Monday, July 12, 2004

The Essays of Montaigne and Controlling the Homicidal Urge

I went to a bookstore the other day to look for the latest translation of Montaigne’s Essays. I like skillful translations of classic texts and have heard that M.A. Screech’s version, which came out in 1993, is quite good. The essays themselves have been around since the sixteenth century and an English version available since 1603, but reading those early editions is painful and reading Montaigne should be fun. Montaigne practically invented the essay genre and was one of the first great modern skeptics. His prose was straightforward and witty and his subject – his own life – fascinating.

“Montaigne’s essays?” the clerk – a woman who had to be at least 45 years old - asked me from behind her computer terminal. “Do you know who wrote it?”

Montaigne believed that humanity is in no way superior to the beasts. I thought maybe because we had opposable thumbs or could manufacture self-cleaning ovens that we had one up on the animal kingdom. All the claims Montaigne might arrange in his essays to prove his point would not do as much to convince me as that clerk’s question: Who wrote Montaigne’s Essays?

If a device existed that could reveal my Snob brain activity, bystanders might have been happy to see the Snob ‘centers’ in my cerebral cortex turning magenta with overloaded activity, causing synopses in my brain to misfire, and generally resulting in a Snob meltdown accompanied by a mental slideshow of pscychotic ideations depicting various techniques of hunting, killing, and gutting humans in a suburban setting. Externally, I was too stunned to register any immediate response.

This is a Snob predicament. The gentleman or lady ignores intellectual and social trespasses with silent reprobation and outward calm, feeling all the better for their natural superiority. The dandy delights in merry and vain condescension. But the Snob cannot remain quiet at the scene of a crime, and doesn’t fit well in a cloak of petty arrogance. Maybe sarcasm is our last, best hope: a Molotov cocktail to toss at the shock troops of Ignorance. “I believe, perhaps, that Montaigne was the author of Montaigne’s Essays.”

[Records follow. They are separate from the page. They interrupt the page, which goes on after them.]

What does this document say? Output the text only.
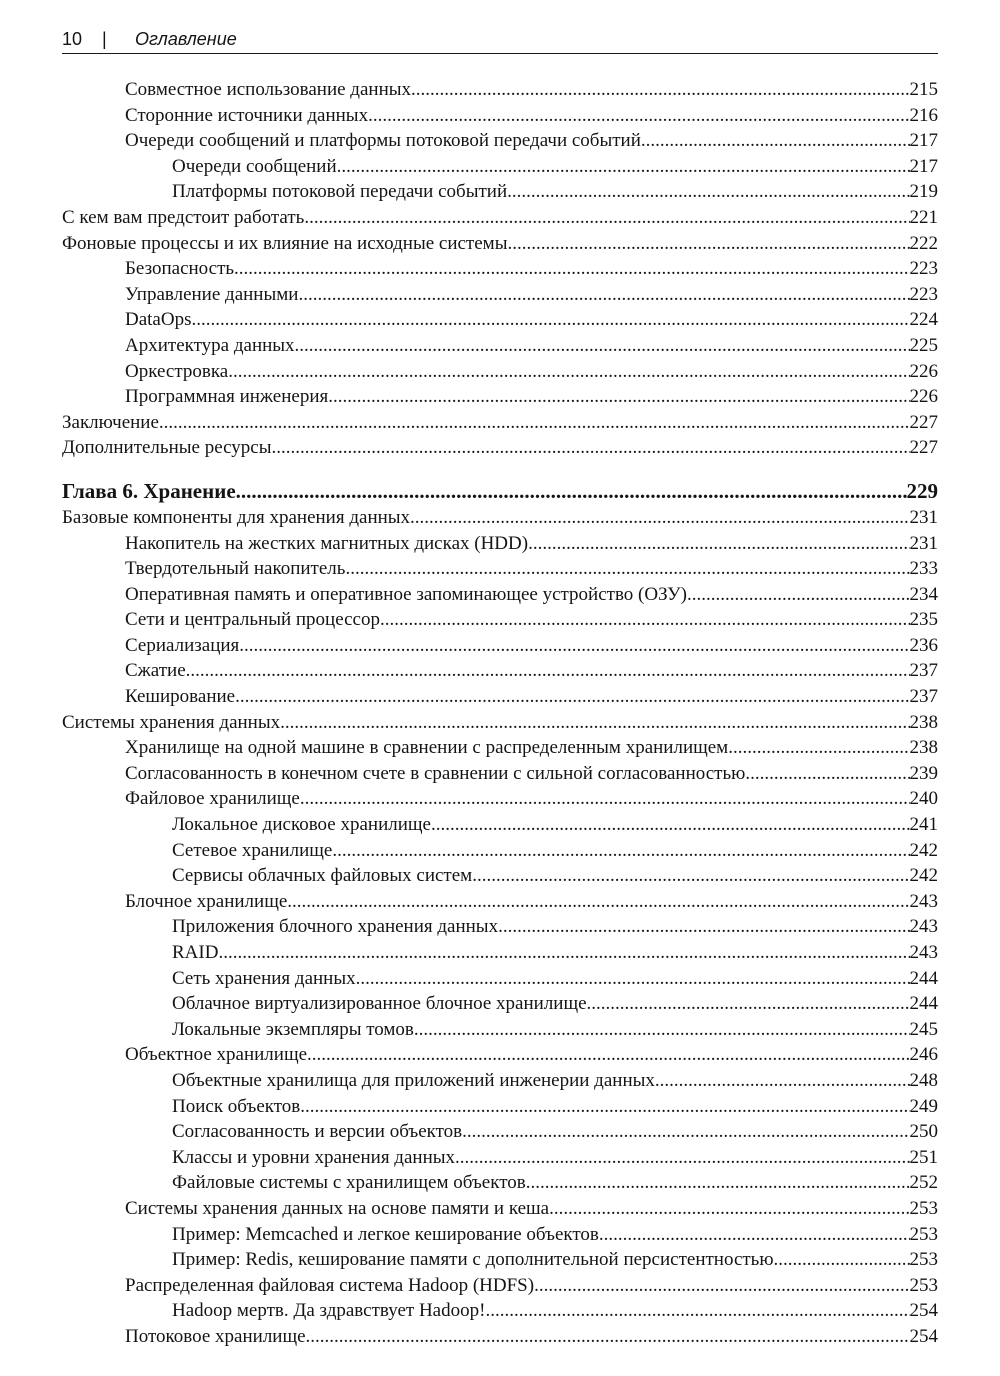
10 | Оглавление
Совместное использование данных .....	215
Сторонние источники данных .....	216
Очереди сообщений и платформы потоковой передачи событий .....	217
Очереди сообщений .....	217
Платформы потоковой передачи событий .....	219
С кем вам предстоит работать .....	221
Фоновые процессы и их влияние на исходные системы .....	222
Безопасность .....	223
Управление данными .....	223
DataOps .....	224
Архитектура данных .....	225
Оркестровка .....	226
Программная инженерия .....	226
Заключение .....	227
Дополнительные ресурсы .....	227
Глава 6. Хранение .....	229
Базовые компоненты для хранения данных .....	231
Накопитель на жестких магнитных дисках (HDD) .....	231
Твердотельный накопитель .....	233
Оперативная память и оперативное запоминающее устройство (ОЗУ) .....	234
Сети и центральный процессор .....	235
Сериализация .....	236
Сжатие .....	237
Кеширование .....	237
Системы хранения данных .....	238
Хранилище на одной машине в сравнении с распределенным хранилищем .....	238
Согласованность в конечном счете в сравнении с сильной согласованностью .....	239
Файловое хранилище .....	240
Локальное дисковое хранилище .....	241
Сетевое хранилище .....	242
Сервисы облачных файловых систем .....	242
Блочное хранилище .....	243
Приложения блочного хранения данных .....	243
RAID .....	243
Сеть хранения данных .....	244
Облачное виртуализированное блочное хранилище .....	244
Локальные экземпляры томов .....	245
Объектное хранилище .....	246
Объектные хранилища для приложений инженерии данных .....	248
Поиск объектов .....	249
Согласованность и версии объектов .....	250
Классы и уровни хранения данных .....	251
Файловые системы с хранилищем объектов .....	252
Системы хранения данных на основе памяти и кеша .....	253
Пример: Memcached и легкое кеширование объектов .....	253
Пример: Redis, кеширование памяти с дополнительной персистентностью .....	253
Распределенная файловая система Hadoop (HDFS) .....	253
Hadoop мертв. Да здравствует Hadoop! .....	254
Потоковое хранилище .....	254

But sarcasm is a dangerous weapon. It overtakes us and turns us bitter. Montaigne may have been on to something when he suggested that human beings are no better than animals. I think though that he is proof enough against his own argument. The trouble for Snobbery is trying to understand the difference between that which is superior and that which is not. This is a qualitative judgment and we are living in a time when qualitative judgments are quite out of fashion.

I am an historian and Snobs have an historical consciousness. History is not a Tsunami; it does not move all at once towards one end. The past, one might say, has many currents. They move in different directions, some glacier slow, others fast. The trend now may seem to overturn canons of judgment, while in the background historical forces are slowly uprighting them: fast currents above slow currents. Today we may be in the avant-garde of the Revolution, tomorrow Robespierre may have our heads for orthodoxy.

The Essays of Montaigne and the book clerks who ask stupid questions both challenge us to probe our own mental state. Snobbery is at heart a form of insecurity – a good form, but insecurity nevertheless. There is nothing smug about the Snob’s superiority. The Snob’s superiority floats with history, and cannot be assumed or certain. Our culture encourages people to ask themselves, “How can I be the best me possible?” as a positive, therapeutic measure designed to promote “human potential.” Yet if that person arrives at the next natural question, “What is the best?” the pale has been crossed. The indulgence of the first question is considered healthy, especially when compared with the impudence of the latter. The Snob occupies that lonely territory beyond the pale, mucking about in history trying to find what is best, hated by both the left and the right, and buying books from people who are forgetting how to read.